言い終える前に笑いを素早く収めて羚汰が否定してきた。

「って、春休みのほうは、まあ、そうとも言えるか」

「!...そうなの?」

「純粋に、稜と一緒に居たかったってのが本音。夏にゼミで行くの決まってたし、その時でいーかなって」

稜の右手にある指を、手をつないだままの羚汰がさわっている。

「あとは...まあ。バイトの金貯めてたやつで、この指輪をね、買っちゃって」

「えっ!!」

クリスマスに貰ったリボン型の指輪。
キラキラ光って小さいながらもその存在を主張している。

「ベッドとかも買ったし。春はやっぱ無理かなってなって」

確かに、学生にしては高そうな指輪に、稜も半分近く払ったとは言えダブルベッドやその付属するリネンなど。
多くの出費を春前に行った。

「ごめんね。私、そんな事になってたなんて知らなくて。知ってたらー」

「いいんだよ!俺がそうしたかったの!」

羚汰に引き寄せられ、ぎゅうっと抱きしめられる。

「もー、ほんっと、余計な事言ってー」

「余計な事じゃないよ。
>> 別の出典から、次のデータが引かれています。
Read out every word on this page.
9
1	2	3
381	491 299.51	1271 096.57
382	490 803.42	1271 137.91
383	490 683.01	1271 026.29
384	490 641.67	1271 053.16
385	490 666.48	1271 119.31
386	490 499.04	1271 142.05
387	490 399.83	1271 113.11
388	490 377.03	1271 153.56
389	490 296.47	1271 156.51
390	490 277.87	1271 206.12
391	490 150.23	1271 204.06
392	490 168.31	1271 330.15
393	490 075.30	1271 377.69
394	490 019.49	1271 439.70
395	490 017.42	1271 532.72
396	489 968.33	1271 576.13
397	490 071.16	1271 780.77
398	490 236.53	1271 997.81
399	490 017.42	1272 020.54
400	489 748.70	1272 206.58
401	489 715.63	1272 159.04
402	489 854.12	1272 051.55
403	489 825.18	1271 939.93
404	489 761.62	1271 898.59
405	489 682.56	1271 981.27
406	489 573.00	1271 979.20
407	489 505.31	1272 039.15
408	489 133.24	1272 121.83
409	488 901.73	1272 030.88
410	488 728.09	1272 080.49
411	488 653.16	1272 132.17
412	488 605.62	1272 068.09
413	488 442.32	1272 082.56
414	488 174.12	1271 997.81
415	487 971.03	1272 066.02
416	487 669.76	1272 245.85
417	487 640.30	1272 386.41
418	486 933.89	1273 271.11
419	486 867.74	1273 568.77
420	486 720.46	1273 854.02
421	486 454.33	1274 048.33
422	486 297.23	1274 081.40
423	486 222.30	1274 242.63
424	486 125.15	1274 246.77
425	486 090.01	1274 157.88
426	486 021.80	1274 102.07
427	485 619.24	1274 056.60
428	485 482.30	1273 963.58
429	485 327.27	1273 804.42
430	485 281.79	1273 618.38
羚汰のお母さんは、羚汰のことを気にしてて」

抱えられた中でなんとか声を振り絞る。

卒業後のことも聞いてみようー。

そう思っていると、玄関のあたりで元気な声がして、そのまま洗面所に小さな足の割には大きな音がダッシュしてくる。

「はは。ヤツらが来たな」

「あー!!またラブラブしてる!!」

案の定、2人のチビがやってきた。